1. Aamiin yang sama

110K 8.3K 1.1K
                                    

𝓓𝓮𝓪𝓻 𝓐𝓵𝓵𝓪𝓱, 𝓽𝓮𝓶𝓹𝓪𝓽𝓴𝓪𝓷 𝓴𝓪𝓶𝓲 𝓹𝓪𝓭𝓪 𝓪𝓪𝓶𝓲𝓲𝓷 𝔂𝓪𝓷𝓰 𝓼𝓪𝓶𝓪. 𝓢𝓮𝓹𝓮𝓻𝓽𝓲 𝓐𝓭𝓪𝓶 𝓭𝓪𝓷 𝓗𝓪𝔀𝓪, 𝓶𝓮𝓼𝓴𝓲 𝓽𝓮𝓻𝓹𝓲𝓼𝓪𝓱 𝓻𝓲𝓫𝓾𝓪𝓷 𝓴𝓲𝓵𝓸𝓶𝓮𝓽𝓮𝓻 𝓶𝓮𝓻𝓮𝓴𝓪 𝓴𝓮𝓶𝓫𝓪𝓵𝓲 𝓳𝓾𝓪 𝓹𝓪𝓭𝓪 𝓽𝓮𝓶𝓹𝓪𝓽 𝔂𝓪𝓷𝓰 𝓼𝓪𝓶𝓪, 𝔂𝓪𝓴𝓷𝓲 𝓢𝓾𝓻𝓰𝓪.
—Diana Febi—
🌸🌸🌸

Pesantren Kilat, lima belas tahun yang lalu.

Aku turun dari bis dengan perasaan yang bahagia. Untuk kesekian kalinya, Allah masih kasih kesempatan untukku mengikuti pesantren kilat. Aku dan beberapa teman dari sekolahku begitu antusias mengikuti pembukaan malam Ramadhan sekaligus pembukaan resmi pesantren kilat.

"Naira! Ayo!" Aisyah, sahabatku menarik mukhenahku agar sedikit mempercepat langkah karena pada saat itu kami terburu-buru ke Masjid karena acara akan segera di mulai.

"Astaghfirullah, Aisyah, sajadahku ketinggalan." Aku menarik diri, karena melupakan sajadahku.

"Ya udah sana cepat ambil, aku booking saf dulu ya!" Aku mengancungkan satu jempolku untuknya kemudian aku kembali lagi ke asrama untuk mengambil sajadah yang aku tinggalkan.

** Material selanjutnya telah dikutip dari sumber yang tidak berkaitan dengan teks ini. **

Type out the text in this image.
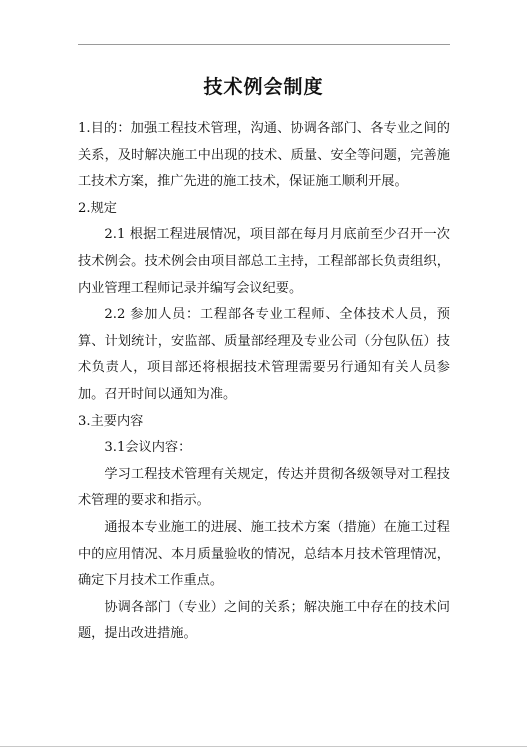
技术例会制度

1.目的：加强工程技术管理，沟通、协调各部门、各专业之间的关系，及时解决施工中出现的技术、质量、安全等问题，完善施工技术方案，推广先进的施工技术，保证施工顺利开展。

2.规定

2.1 根据工程进展情况，项目部在每月月底前至少召开一次技术例会。技术例会由项目部总工主持，工程部部长负责组织，内业管理工程师记录并编写会议纪要。

2.2 参加人员：工程部各专业工程师、全体技术人员，预算、计划统计，安监部、质量部经理及专业公司（分包队伍）技术负责人，项目部还将根据技术管理需要另行通知有关人员参加。召开时间以通知为准。

3.主要内容

3.1会议内容：

学习工程技术管理有关规定，传达并贯彻各级领导对工程技术管理的要求和指示。

通报本专业施工的进展、施工技术方案（措施）在施工过程中的应用情况、本月质量验收的情况，总结本月技术管理情况，确定下月技术工作重点。

协调各部门（专业）之间的关系；解决施工中存在的技术问题，提出改进措施。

Setelah mengambil sajadah aku kembali berlari ke arah Masjd. Tiba-tiba, saking terburu-burunya tali sandalku putus. Aku benar-benar mengumpat dalam hati karena sandal yang tak tahu situasi.

Karena tidak ingin terlambat, aku tetap berjalan meski satu kakiku menyeret. Benar- benar memalukan, apalagi pada waktu melewati pondok belajar, di sana banyak santri laki-laki yang sedang duduk-duduk menunggu adzan. Meskipun aku nggak menoleh ke mereka, aku tahu mereka tengah menertawaiku.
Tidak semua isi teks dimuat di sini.